Deacon might not make the eye catching breaks or the flashy offloads that bring public or media attention but what he does do is the hard graft, the uncompromising, thankless tasks that set the platform for those around him to succeed.
And against a side of the quality of Leinster, those attributes could play a major part in determining whether Leicester are celebrating or commiserating in Dublin's fair city on Saturday night.
"Most games are probably won up front. Set piece will be key to the game, both scrum and lineout. It will definitely be a huge challenge.
"What Leinster are pretty good at is slowing the opposition ball down, just like Ireland and Munster are so maybe it's an Irish thing. They're good over the ball and good in the tackle area and that's a key area this weekend.
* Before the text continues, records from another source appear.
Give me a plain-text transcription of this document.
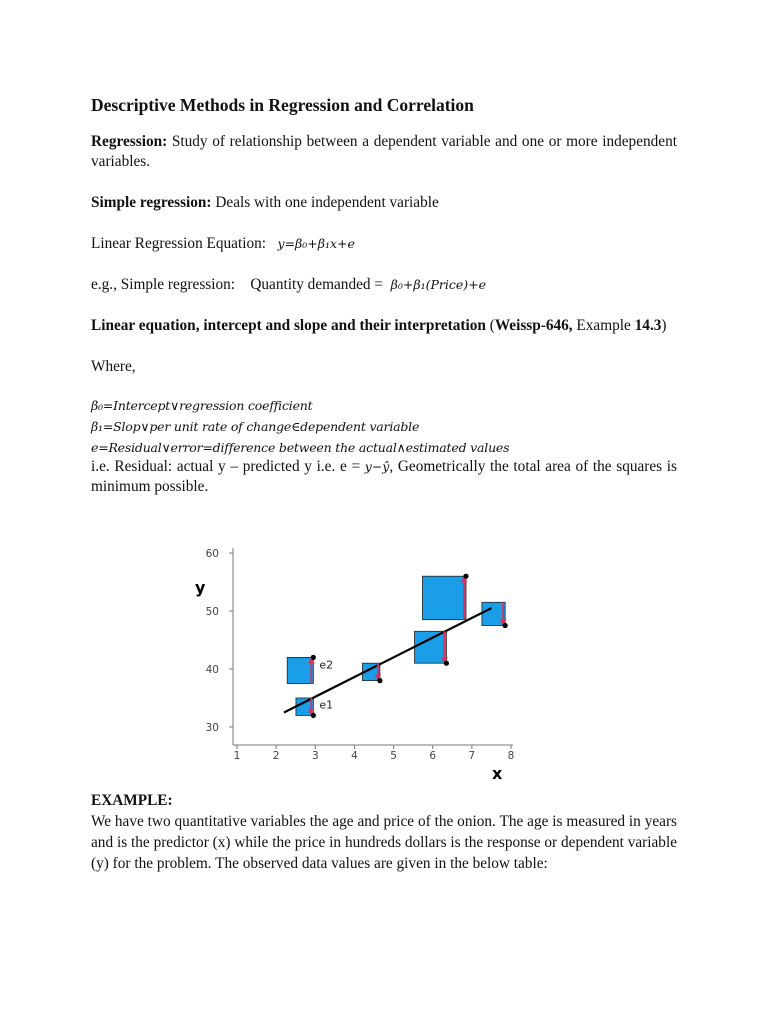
Descriptive Methods in Regression and Correlation

Regression: Study of relationship between a dependent variable and one or more independent variables.

Simple regression: Deals with one independent variable

Linear Regression Equation: y=β₀+β₁x+e

e.g., Simple regression: Quantity demanded = β₀+β₁(Price)+e

Linear equation, intercept and slope and their interpretation (Weissp-646, Example 14.3)

Where,

β₀=Intercept∨regression coefficient
β₁=Slop∨per unit rate of change∈dependent variable
e=Residual∨error=difference between the actual∧estimated values

i.e. Residual: actual y – predicted y i.e. e = y−ŷ, Geometrically the total area of the squares is minimum possible.

30
40
50
60
1	2	3	4	5	6	7	8
e1
e2
y
x
EXAMPLE:

We have two quantitative variables the age and price of the onion. The age is measured in years and is the predictor (x) while the price in hundreds dollars is the response or dependent variable (y) for the problem. The observed data values are given in the below table:
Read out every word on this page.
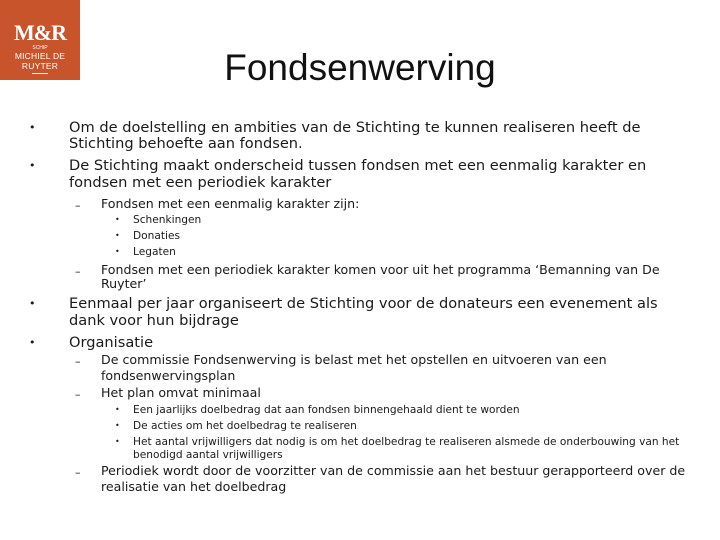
M&R
SCHIP
MICHIEL DE RUYTER	Fondsenwerving
• Om de doelstelling en ambities van de Stichting te kunnen realiseren heeft de
Stichting behoefte aan fondsen.
• De Stichting maakt onderscheid tussen fondsen met een eenmalig karakter en
fondsen met een periodiek karakter
– Fondsen met een eenmalig karakter zijn:
• Schenkingen
• Donaties
• Legaten
– Fondsen met een periodiek karakter komen voor uit het programma ‘Bemanning van De
Ruyter’
• Eenmaal per jaar organiseert de Stichting voor de donateurs een evenement als
dank voor hun bijdrage
• Organisatie
– De commissie Fondsenwerving is belast met het opstellen en uitvoeren van een
fondsenwervingsplan
– Het plan omvat minimaal
• Een jaarlijks doelbedrag dat aan fondsen binnengehaald dient te worden
• De acties om het doelbedrag te realiseren
• Het aantal vrijwilligers dat nodig is om het doelbedrag te realiseren alsmede de onderbouwing van het
benodigd aantal vrijwilligers
– Periodiek wordt door de voorzitter van de commissie aan het bestuur gerapporteerd over de
realisatie van het doelbedrag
"Sean O'Brien's in there, Cian Healy and Mike Ross has done really well for them and for Ireland as well. Then there's Leo (Cullen) in there in the second row as well so they've good got players all across the board.
"Leo's one of those guys who just gets on with the game. You could say we're similar players. We actually worked quite well together when he was here at Leicester. He was very calm, always got on with his job and was one of those trustworthy guys that you knew would perform on the day."
Deacon knows that a good start in the Irish capital will be crucial to his side's chances of progression to the semi-final stages, especially as he was part of an England side that saw their Grand Slam dream ripped apart in the opening 30 minutes of their own decisive Dublin encounter.
Leicester will arrive at the Aviva in good spirits having recorded six successive Premiership and European away wins since defeat to Perpignan in mid December.
And while there is no public suggestion of revenge for their Heineken Cup Final defeat to Saturday's opposition two seasons ago, victory this time around would be a momentous occasion for Deacon and his fellow Tigers.
"The guys are really confident as they've done well through the international period. The mood's good. It's a big challenge but we're going well at the minute.
"We had a big win against Bath and we then beat Quins away from home. That probably wasn't the performance we wanted but we ground out the win, which is always important.
"That Heineken Cup Final loss was a few years back and it does seem a while ago. We've moved on and so have they but it's a massive game. We want to do well in this competition and go further than the quarter final because we didn't make the knockout stages last year.
"But we need to start well. We need to control the ball, look after it and not give it away. If you go back to that England game, we didn't have the ball for 30 minutes and, when we did, we gave it straight back. That puts pressure on you.
"We've got to look after those areas of the game, control the set piece and get into the game early."